Search code examples
rubyweb-crawleranemone

Ruby Anemone spider adding a tag to each url visited


I have a crawl set up:

require 'anemone'

Anemone.crawl("http://www.website.co.uk", :depth_limit => 1) do |anemone|
anemone.on_every_page do |page|
  puts page.url
end
end

However I want the spider to use a Google-analytics anti-tracking tag on every URL it visits and not necessarily actually click the links.

I could use the spider once and store all of the URL's and use WATIR to run through them adding the tag but I want to avoid this because it is slow and I like the skip_links_like and page depth functions.

How could I implement this?


Solution

  • You want to add something to the URL before you load it, correct? You can use focus_crawl for that.
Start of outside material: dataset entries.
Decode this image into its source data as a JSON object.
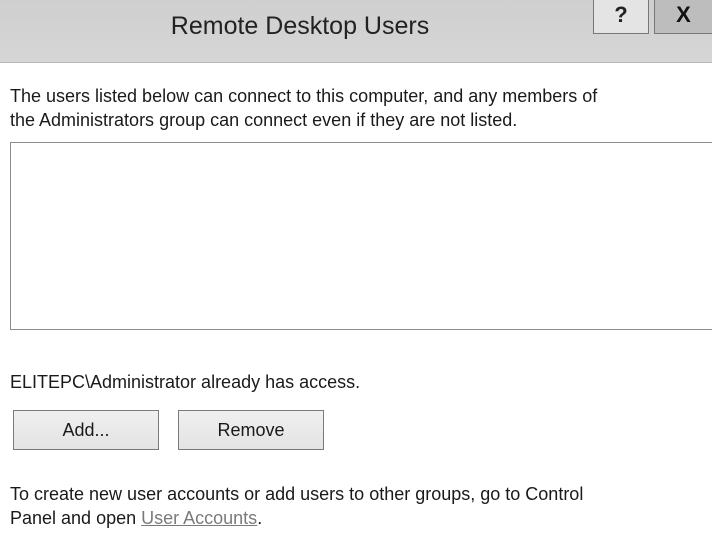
{
  "window": {
    "title": "Remote Desktop Users",
    "help_label": "?",
    "close_label": "X"
  },
  "intro": {
    "line1": "The users listed below can connect to this computer, and any members of",
    "line2": "the Administrators group can connect even if they are not listed."
  },
  "user_list": {
    "items": []
  },
  "access_status": "ELITEPC\\Administrator already has access.",
  "buttons": {
    "add_label": "Add...",
    "remove_label": "Remove"
  },
  "footer": {
    "line1": "To create new user accounts or add users to other groups, go to Control",
    "line2_prefix": "Panel and open ",
    "link_label": "User Accounts",
    "line2_suffix": "."
  }
}
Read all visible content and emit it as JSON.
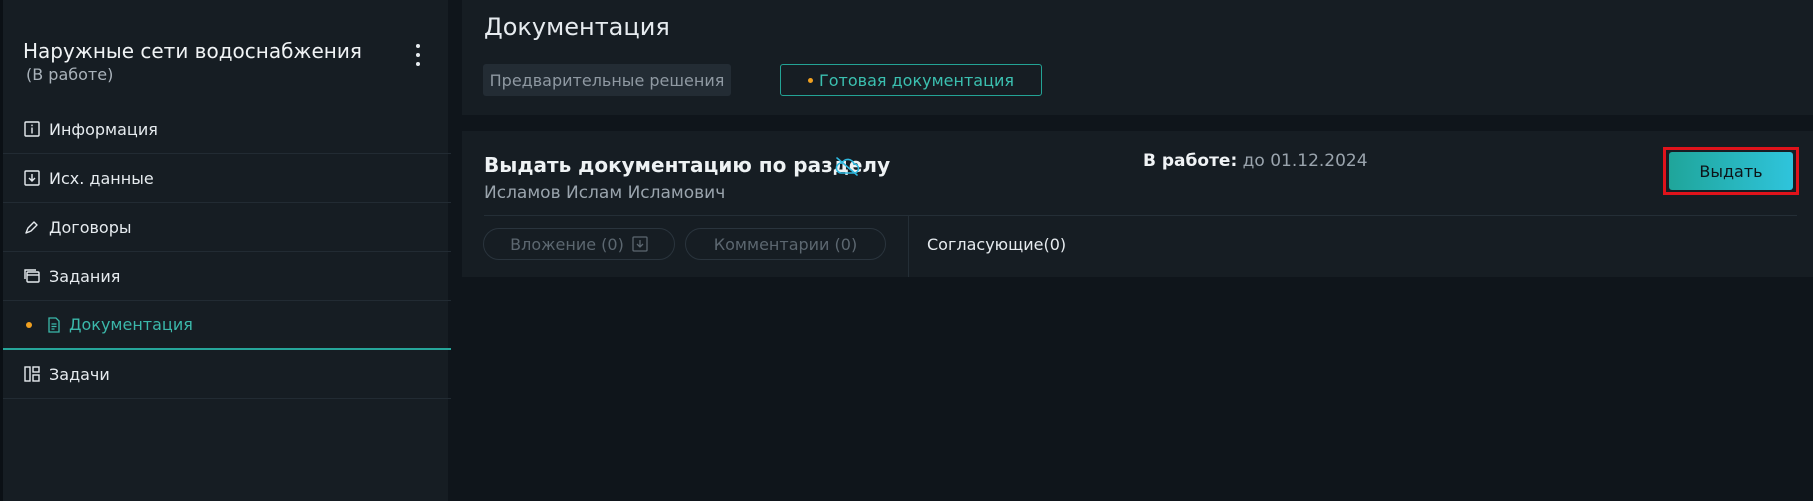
{
  "sidebar": {
    "project_title": "Наружные сети водоснабжения",
    "project_status": "(В работе)",
    "items": [
      {
        "label": "Информация",
        "icon": "info-icon"
      },
      {
        "label": "Исх. данные",
        "icon": "download-box-icon"
      },
      {
        "label": "Договоры",
        "icon": "pen-icon"
      },
      {
        "label": "Задания",
        "icon": "cards-icon"
      },
      {
        "label": "Документация",
        "icon": "document-icon",
        "active": true
      },
      {
        "label": "Задачи",
        "icon": "layout-icon"
      }
    ]
  },
  "header": {
    "title": "Документация",
    "tabs": [
      {
        "label": "Предварительные решения",
        "active": false
      },
      {
        "label": "Готовая документация",
        "active": true
      }
    ]
  },
  "card": {
    "title": "Выдать документацию по разделу",
    "title_icon": "cloud-off-icon",
    "assignee": "Исламов Ислам Исламович",
    "status_label": "В работе:",
    "status_date": "до 01.12.2024",
    "action_label": "Выдать",
    "attachments_label": "Вложение (0)",
    "comments_label": "Комментарии (0)",
    "approvers_label": "Согласующие(0)"
  },
  "colors": {
    "accent": "#26a69a",
    "active_dot": "#f0a020",
    "highlight": "#e0131b",
    "background": "#0f151b",
    "panel": "#161d23"
  }
}
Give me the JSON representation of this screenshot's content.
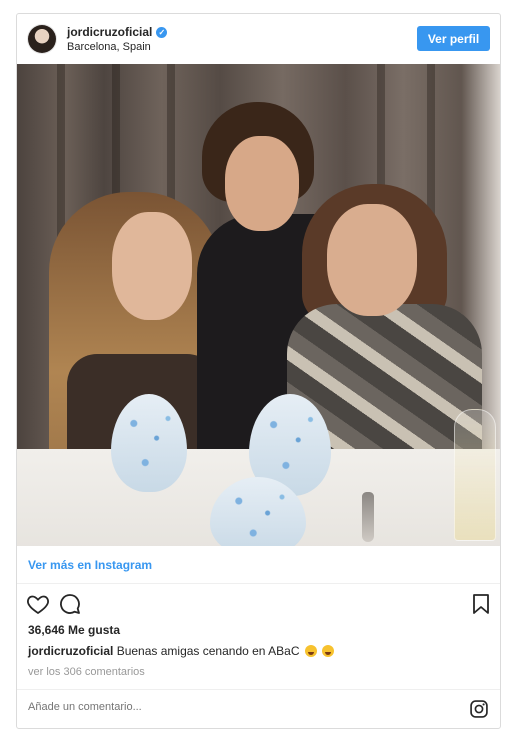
{
  "header": {
    "username": "jordicruzoficial",
    "location": "Barcelona, Spain",
    "view_profile_label": "Ver perfil",
    "verified_mark": "✓"
  },
  "post": {
    "view_more_label": "Ver más en Instagram",
    "likes": "36,646 Me gusta",
    "caption_user": "jordicruzoficial",
    "caption_text": "Buenas amigas cenando en ABaC",
    "comments_link": "ver los 306 comentarios"
  },
  "comment": {
    "placeholder": "Añade un comentario..."
  },
  "colors": {
    "accent": "#3897f0",
    "text": "#262626",
    "muted": "#999999"
  },
  "icons": [
    "verified-badge-icon",
    "heart-icon",
    "comment-icon",
    "bookmark-icon",
    "instagram-logo-icon"
  ]
}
    Anemone.crawl("http://www.website.co.uk", :depth_limit => 1) do |anemone|
        anemone.focus_crawl do |page|
            page.links.map do |url|
                # url will be a URI (probably URI::HTTP) so adjust
                # url.query as needed here and then return url from
                # the block.
                url
            end
        end
        anemone.on_every_page do |page|
            puts page.url
        end
    end
    

    The focus_crawl method intended to filter the URL list:

    Specify a block which will select which links to follow on each page. The block should return an Array of URI objects.
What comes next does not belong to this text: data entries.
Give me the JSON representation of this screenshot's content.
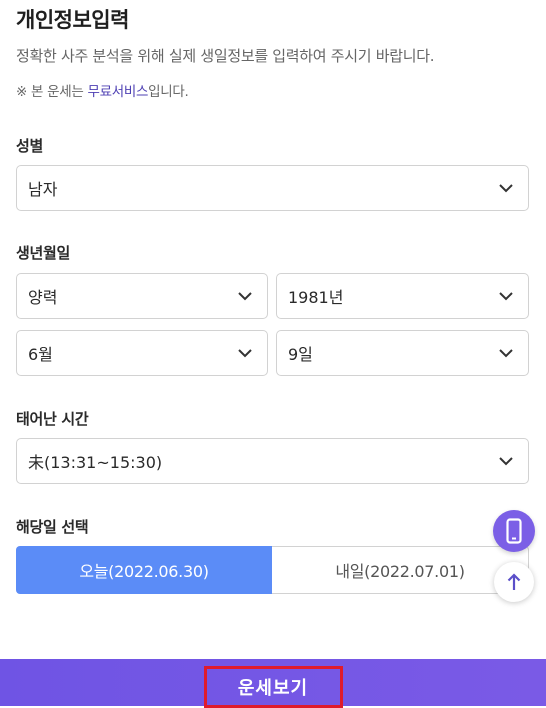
{
  "header": {
    "title": "개인정보입력",
    "description": "정확한 사주 분석을 위해 실제 생일정보를 입력하여 주시기 바랍니다.",
    "notice_prefix": "※ 본 운세는 ",
    "notice_highlight": "무료서비스",
    "notice_suffix": "입니다."
  },
  "gender": {
    "label": "성별",
    "value": "남자"
  },
  "birth": {
    "label": "생년월일",
    "calendar": "양력",
    "year": "1981년",
    "month": "6월",
    "day": "9일"
  },
  "birth_time": {
    "label": "태어난 시간",
    "value": "未(13:31~15:30)"
  },
  "target_date": {
    "label": "해당일 선택",
    "today": "오늘(2022.06.30)",
    "tomorrow": "내일(2022.07.01)"
  },
  "submit": {
    "label": "운세보기"
  },
  "icons": {
    "select_arrow": "chevron-down-icon",
    "fab_phone": "mobile-phone-icon",
    "fab_top": "arrow-up-icon"
  },
  "colors": {
    "accent_purple": "#7b5fe6",
    "segment_active": "#5b8cf7",
    "notice_highlight": "#4d3fb3",
    "bar_purple": "#6f54e4",
    "highlight_box": "#e01b2c"
  }
}
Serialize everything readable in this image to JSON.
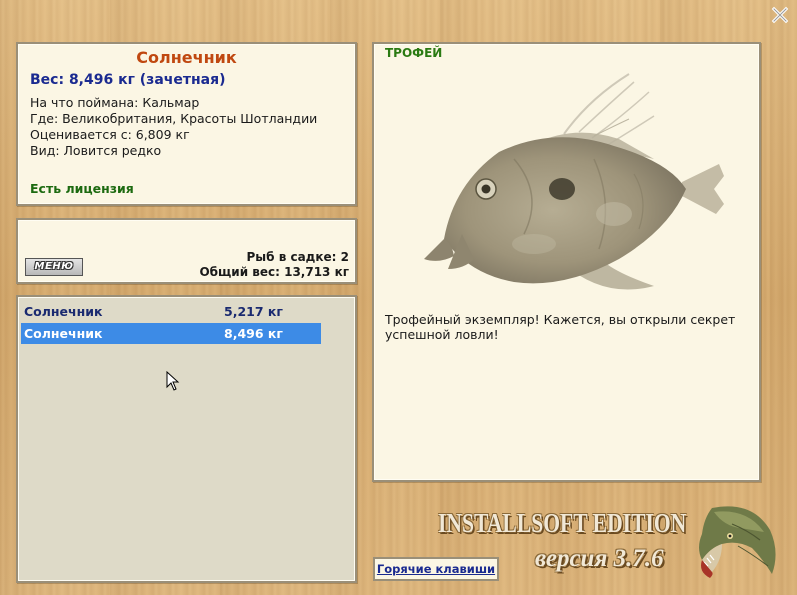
{
  "fish": {
    "name": "Солнечник",
    "weight": "Вес: 8,496 кг (зачетная)",
    "bait": "На что поймана: Кальмар",
    "location": "Где: Великобритания, Красоты Шотландии",
    "value": "Оценивается с: 6,809 кг",
    "rarity": "Вид: Ловится редко",
    "license": "Есть лицензия"
  },
  "menu": {
    "button_label": "МЕНЮ",
    "fish_count": "Рыб в садке: 2",
    "total_weight": "Общий вес: 13,713 кг"
  },
  "catch_list": [
    {
      "name": "Солнечник",
      "weight": "5,217 кг"
    },
    {
      "name": "Солнечник",
      "weight": "8,496 кг"
    }
  ],
  "selected_index": 1,
  "trophy": {
    "label": "ТРОФЕЙ",
    "description": "Трофейный экземпляр! Кажется, вы открыли секрет успешной ловли!"
  },
  "hotkeys_label": "Горячие клавиши",
  "brand": {
    "edition": "INSTALLSOFT EDITION",
    "version": "версия 3.7.6"
  },
  "icons": {
    "close": "close-icon",
    "fish_image": "john-dory-fish-image",
    "logo": "pike-fish-logo",
    "cursor": "mouse-cursor-icon"
  },
  "colors": {
    "fish_name": "#c04810",
    "weight": "#1a2a90",
    "license": "#1c6a10",
    "trophy_label": "#2a7a12",
    "selection": "#3d8be6"
  }
}
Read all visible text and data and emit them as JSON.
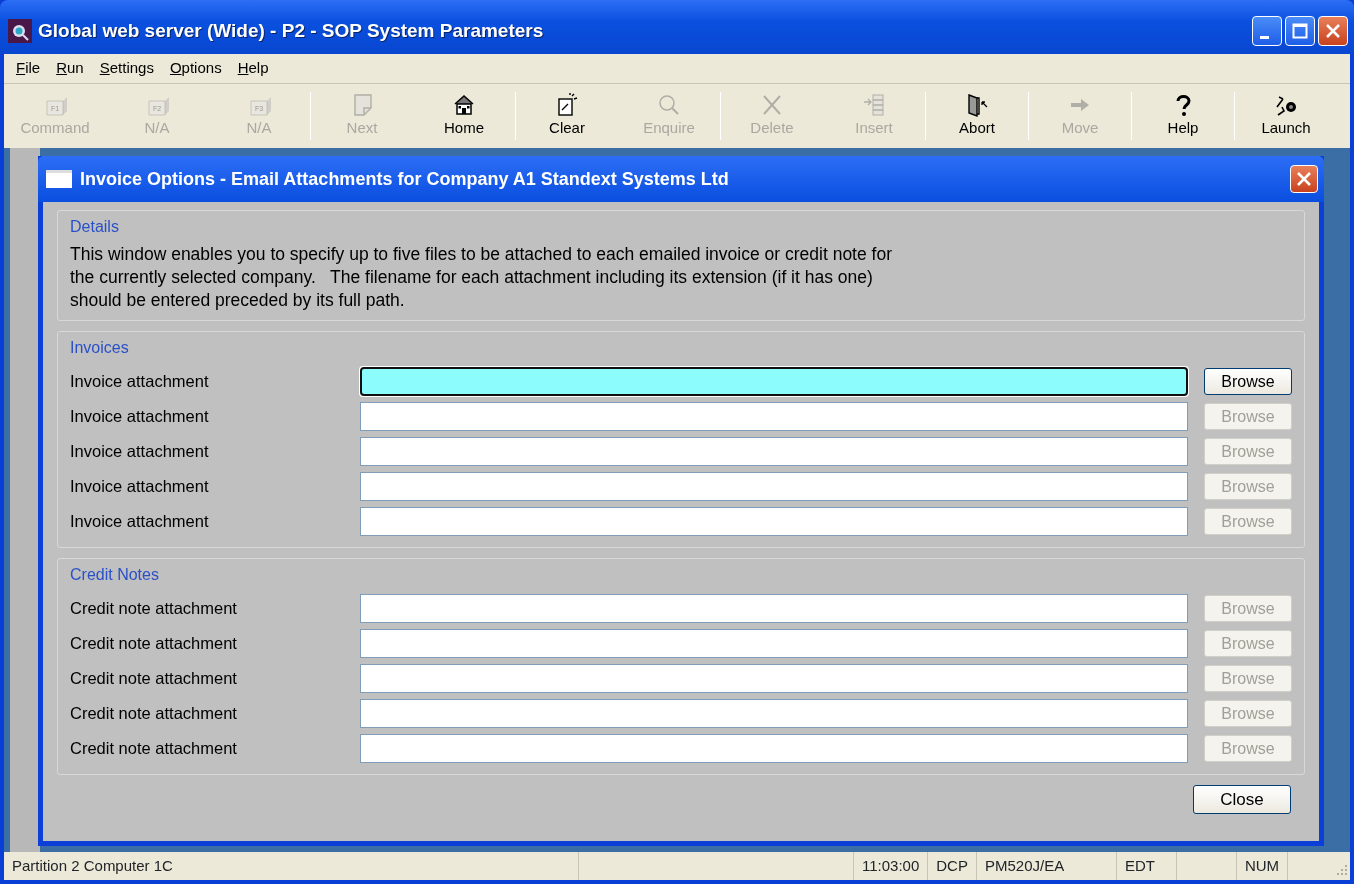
{
  "window": {
    "title": "Global web server (Wide) - P2 - SOP System Parameters"
  },
  "menu": [
    {
      "label": "File"
    },
    {
      "label": "Run"
    },
    {
      "label": "Settings"
    },
    {
      "label": "Options"
    },
    {
      "label": "Help"
    }
  ],
  "toolbar": [
    {
      "kind": "fkey",
      "key": "F1",
      "label": "Command",
      "disabled": true,
      "separator_before": false
    },
    {
      "kind": "fkey",
      "key": "F2",
      "label": "N/A",
      "disabled": true,
      "separator_before": false
    },
    {
      "kind": "fkey",
      "key": "F3",
      "label": "N/A",
      "disabled": true,
      "separator_before": false
    },
    {
      "kind": "page",
      "label": "Next",
      "disabled": true,
      "separator_before": true
    },
    {
      "kind": "house",
      "label": "Home",
      "disabled": false,
      "separator_before": false
    },
    {
      "kind": "spark",
      "label": "Clear",
      "disabled": false,
      "separator_before": true
    },
    {
      "kind": "magnifier",
      "label": "Enquire",
      "disabled": true,
      "separator_before": false
    },
    {
      "kind": "cross",
      "label": "Delete",
      "disabled": true,
      "separator_before": true
    },
    {
      "kind": "stack",
      "label": "Insert",
      "disabled": true,
      "separator_before": false
    },
    {
      "kind": "door",
      "label": "Abort",
      "disabled": false,
      "separator_before": true
    },
    {
      "kind": "arrow",
      "label": "Move",
      "disabled": true,
      "separator_before": true
    },
    {
      "kind": "question",
      "label": "Help",
      "disabled": false,
      "separator_before": true
    },
    {
      "kind": "launch",
      "label": "Launch",
      "disabled": false,
      "separator_before": true
    }
  ],
  "dialog": {
    "title": "Invoice Options - Email Attachments for Company A1 Standext Systems Ltd",
    "details": {
      "heading": "Details",
      "text": "This window enables you to specify up to five files to be attached to each emailed invoice or credit note for the currently selected company.   The filename for each attachment including its extension (if it has one) should be entered preceded by its full path."
    },
    "sections": [
      {
        "heading": "Invoices",
        "rows": [
          {
            "label": "Invoice attachment",
            "focused": true,
            "browse": {
              "label": "Browse",
              "disabled": false
            }
          },
          {
            "label": "Invoice attachment",
            "focused": false,
            "browse": {
              "label": "Browse",
              "disabled": true
            }
          },
          {
            "label": "Invoice attachment",
            "focused": false,
            "browse": {
              "label": "Browse",
              "disabled": true
            }
          },
          {
            "label": "Invoice attachment",
            "focused": false,
            "browse": {
              "label": "Browse",
              "disabled": true
            }
          },
          {
            "label": "Invoice attachment",
            "focused": false,
            "browse": {
              "label": "Browse",
              "disabled": true
            }
          }
        ]
      },
      {
        "heading": "Credit Notes",
        "rows": [
          {
            "label": "Credit note attachment",
            "focused": false,
            "browse": {
              "label": "Browse",
              "disabled": true
            }
          },
          {
            "label": "Credit note attachment",
            "focused": false,
            "browse": {
              "label": "Browse",
              "disabled": true
            }
          },
          {
            "label": "Credit note attachment",
            "focused": false,
            "browse": {
              "label": "Browse",
              "disabled": true
            }
          },
          {
            "label": "Credit note attachment",
            "focused": false,
            "browse": {
              "label": "Browse",
              "disabled": true
            }
          },
          {
            "label": "Credit note attachment",
            "focused": false,
            "browse": {
              "label": "Browse",
              "disabled": true
            }
          }
        ]
      }
    ],
    "close_button": "Close"
  },
  "status_bar": [
    "Partition 2 Computer 1C",
    "11:03:00",
    "DCP",
    "PM520J/EA",
    "EDT",
    "NUM"
  ]
}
    but you can use it as a general purpose URL filter as well.

    For example, if you wanted to add atm_source=SiteCon&atm_medium=Mycampaign to all the links then your page.links.map would look something like this:

    page.links.map do |uri|
        # Grab the query string, break it into components, throw out
        # any existing atm_source or atm_medium components. The to_s
        # does nothing if there is a query string but turns a nil into
        # an empty string to avoid some conditional logic.
        q = uri.query.to_s.split('&').reject { |x| x =~ /^atm_(source|medium)=/ }
    
        # Add the atm_source and atm_medium that you want.
        q << 'atm_source=SiteCon' << 'atm_medium=Mycampaign'
    
        # Rebuild the query string 
        uri.query = q.join('&')
    
        # And return the updated URI from the block
        uri
    end
    

    If you're atm_source or atm_medium contain non-URL safe characters then URI-encode them.